In his autobiography Mandela is extremely critical of Umkhonto's strategic programme 'Operation Mayibuye'. Indeed, it is likely that this consideration prompted the autobiography's suppression when it arrived in London, even though by that stage the operation had been incorporated into the ANC's 'Strategy and Tactics'. Mandela's differences with Govan Mbeki in prison are also important pointers to his political position, at least in the 1970s. All the circumstantial evidence, therefore, suggests that Mandela was telling the truth in 1964. Would it have mattered if he had not been? Yes, I think so, because he would then seem a morally diminished figure and it is his ability to conform both with indigenous and with western liberal conceptions of honour that makes him so attractive and powerful as a historic personality.
Finally, critical readers have suggested that I fail to take Mandela to task sufficiently for the mistakes of his administration between 1994 and 1999: his failure to check the behaviour of incompetent or venal colleagues, the too high a premium placed on loyalty and friendship, policy drift and wasted opportunities. I certainly could have been harsher about certain ministers and Mandela's toleration of their poor performance: Stella Sigcau and Nkosazana Zuma are two cases in point. Mandela himself has acknowledged that his administration was far too slow in developing sensible policies to address the HIV-AIDS pandemic. On venality, Mandela was a little too ready to allow crony-style social relationships to develop around the ANC. From time to time he could distance himself from a family-like loyalty to his party but often he would place party concerns before national interest.

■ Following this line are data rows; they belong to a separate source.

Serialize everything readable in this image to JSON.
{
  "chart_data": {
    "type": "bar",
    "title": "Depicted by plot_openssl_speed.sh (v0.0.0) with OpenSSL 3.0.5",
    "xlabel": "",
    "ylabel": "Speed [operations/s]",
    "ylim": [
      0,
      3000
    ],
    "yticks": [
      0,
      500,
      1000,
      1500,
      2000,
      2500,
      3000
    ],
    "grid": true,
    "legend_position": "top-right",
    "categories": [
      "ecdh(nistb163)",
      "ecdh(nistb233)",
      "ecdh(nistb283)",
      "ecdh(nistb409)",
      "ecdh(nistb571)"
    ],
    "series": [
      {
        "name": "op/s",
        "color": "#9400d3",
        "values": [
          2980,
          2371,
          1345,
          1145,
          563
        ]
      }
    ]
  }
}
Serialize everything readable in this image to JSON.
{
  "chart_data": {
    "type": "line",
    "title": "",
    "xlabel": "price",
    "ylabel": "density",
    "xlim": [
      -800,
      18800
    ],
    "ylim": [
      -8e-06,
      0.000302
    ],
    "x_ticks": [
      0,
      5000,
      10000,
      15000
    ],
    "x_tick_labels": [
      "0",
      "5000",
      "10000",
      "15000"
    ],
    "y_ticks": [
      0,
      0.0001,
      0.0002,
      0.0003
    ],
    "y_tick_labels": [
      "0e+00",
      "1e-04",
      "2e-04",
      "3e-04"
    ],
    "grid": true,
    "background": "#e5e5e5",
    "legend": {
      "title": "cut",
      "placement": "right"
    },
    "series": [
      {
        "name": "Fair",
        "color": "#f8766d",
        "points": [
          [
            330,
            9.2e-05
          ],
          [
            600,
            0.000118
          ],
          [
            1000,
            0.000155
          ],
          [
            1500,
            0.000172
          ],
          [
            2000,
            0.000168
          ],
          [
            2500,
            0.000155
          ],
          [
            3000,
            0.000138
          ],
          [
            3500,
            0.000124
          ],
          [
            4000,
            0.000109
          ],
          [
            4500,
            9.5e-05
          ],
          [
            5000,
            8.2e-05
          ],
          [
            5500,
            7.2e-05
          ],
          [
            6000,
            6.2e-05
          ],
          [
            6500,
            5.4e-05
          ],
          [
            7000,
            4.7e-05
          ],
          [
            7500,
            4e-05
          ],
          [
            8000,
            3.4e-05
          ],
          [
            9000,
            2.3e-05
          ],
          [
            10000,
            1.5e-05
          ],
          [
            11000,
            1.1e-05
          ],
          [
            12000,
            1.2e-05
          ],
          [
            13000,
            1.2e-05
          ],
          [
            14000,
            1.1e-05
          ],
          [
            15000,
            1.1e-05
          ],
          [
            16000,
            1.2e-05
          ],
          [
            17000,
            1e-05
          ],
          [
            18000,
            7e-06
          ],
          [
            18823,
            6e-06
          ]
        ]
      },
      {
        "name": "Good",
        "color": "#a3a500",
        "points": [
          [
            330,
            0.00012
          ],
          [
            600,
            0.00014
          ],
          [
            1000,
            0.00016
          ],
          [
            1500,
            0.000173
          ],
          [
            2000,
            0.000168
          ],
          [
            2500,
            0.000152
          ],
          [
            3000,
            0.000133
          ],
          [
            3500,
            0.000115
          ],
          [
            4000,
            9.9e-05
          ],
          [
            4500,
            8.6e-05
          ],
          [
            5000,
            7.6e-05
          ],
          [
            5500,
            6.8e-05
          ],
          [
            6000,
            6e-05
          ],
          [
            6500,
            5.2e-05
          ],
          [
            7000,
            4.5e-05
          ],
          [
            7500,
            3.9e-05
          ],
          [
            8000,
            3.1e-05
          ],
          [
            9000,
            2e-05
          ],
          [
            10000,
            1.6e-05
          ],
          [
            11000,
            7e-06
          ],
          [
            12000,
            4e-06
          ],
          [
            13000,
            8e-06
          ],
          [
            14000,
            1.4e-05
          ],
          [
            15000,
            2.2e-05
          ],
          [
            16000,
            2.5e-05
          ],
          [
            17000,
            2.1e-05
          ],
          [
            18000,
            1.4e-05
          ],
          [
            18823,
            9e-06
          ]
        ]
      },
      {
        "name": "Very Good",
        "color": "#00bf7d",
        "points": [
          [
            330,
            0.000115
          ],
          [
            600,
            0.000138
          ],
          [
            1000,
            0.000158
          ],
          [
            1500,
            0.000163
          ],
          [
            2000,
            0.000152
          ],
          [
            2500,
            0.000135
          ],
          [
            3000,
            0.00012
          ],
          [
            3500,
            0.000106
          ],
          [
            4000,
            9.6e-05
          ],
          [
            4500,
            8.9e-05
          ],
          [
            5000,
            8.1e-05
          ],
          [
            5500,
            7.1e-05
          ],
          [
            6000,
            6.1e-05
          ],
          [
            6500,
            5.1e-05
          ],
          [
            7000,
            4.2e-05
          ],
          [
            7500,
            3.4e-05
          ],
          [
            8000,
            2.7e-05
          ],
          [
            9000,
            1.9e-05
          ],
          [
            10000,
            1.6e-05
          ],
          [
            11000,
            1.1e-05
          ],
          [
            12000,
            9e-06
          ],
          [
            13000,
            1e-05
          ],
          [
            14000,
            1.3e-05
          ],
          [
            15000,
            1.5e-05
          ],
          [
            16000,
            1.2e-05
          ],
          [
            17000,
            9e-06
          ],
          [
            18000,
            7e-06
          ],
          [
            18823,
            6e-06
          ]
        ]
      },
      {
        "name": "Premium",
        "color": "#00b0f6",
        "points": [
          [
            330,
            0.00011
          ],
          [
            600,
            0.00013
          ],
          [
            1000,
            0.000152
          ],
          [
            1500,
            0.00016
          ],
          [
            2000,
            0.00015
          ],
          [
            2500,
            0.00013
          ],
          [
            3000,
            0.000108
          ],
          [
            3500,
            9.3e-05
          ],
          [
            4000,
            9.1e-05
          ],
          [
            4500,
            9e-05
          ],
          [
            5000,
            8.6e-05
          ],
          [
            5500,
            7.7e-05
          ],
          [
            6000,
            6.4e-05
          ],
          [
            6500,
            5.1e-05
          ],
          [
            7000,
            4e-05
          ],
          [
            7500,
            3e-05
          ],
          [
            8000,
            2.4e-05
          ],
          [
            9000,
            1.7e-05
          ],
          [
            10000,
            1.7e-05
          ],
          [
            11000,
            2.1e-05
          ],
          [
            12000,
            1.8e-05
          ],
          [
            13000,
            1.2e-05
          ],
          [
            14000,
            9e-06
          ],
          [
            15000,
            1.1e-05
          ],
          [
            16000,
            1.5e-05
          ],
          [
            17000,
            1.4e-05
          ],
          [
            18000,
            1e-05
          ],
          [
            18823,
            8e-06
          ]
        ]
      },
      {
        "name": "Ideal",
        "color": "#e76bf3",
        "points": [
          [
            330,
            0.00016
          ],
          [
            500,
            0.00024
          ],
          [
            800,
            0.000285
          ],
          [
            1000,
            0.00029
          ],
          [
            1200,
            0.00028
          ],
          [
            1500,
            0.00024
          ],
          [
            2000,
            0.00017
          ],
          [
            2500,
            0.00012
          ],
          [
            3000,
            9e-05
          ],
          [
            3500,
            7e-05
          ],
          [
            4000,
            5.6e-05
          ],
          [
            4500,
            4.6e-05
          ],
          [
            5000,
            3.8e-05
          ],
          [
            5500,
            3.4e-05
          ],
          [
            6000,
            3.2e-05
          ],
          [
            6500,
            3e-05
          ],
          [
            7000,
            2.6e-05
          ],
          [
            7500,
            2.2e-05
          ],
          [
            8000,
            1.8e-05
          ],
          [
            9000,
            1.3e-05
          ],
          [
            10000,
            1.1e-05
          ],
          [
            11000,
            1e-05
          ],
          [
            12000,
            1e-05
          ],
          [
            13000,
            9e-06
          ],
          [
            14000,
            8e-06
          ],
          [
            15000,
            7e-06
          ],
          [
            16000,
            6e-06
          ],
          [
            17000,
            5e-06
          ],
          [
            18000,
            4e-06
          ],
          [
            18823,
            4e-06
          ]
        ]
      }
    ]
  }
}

With respect to the charge of policy drift I would maintain that the major responsibility was collective. Certainly it was the case that Mandela lacked a strategic vision in government and he probably did not have a very detailed grasp of his own party's policies, especially with respect to macro-economic management. His foreign policy decisions are often viewed as erratic, though here I think his performance was rather better than is sometimes allowed, especially given what followed. On social reform, I think the Mandela administration again achieved more than it receives credit for. However, in fairness, while Mandela was indispensable as a leader of government who could build support for the new administration he was, by the time of his accession, too frail to play a really assertive role as an architect of policy. It was this consideration which influenced my own evaluation of his achievements and shortcomings in office.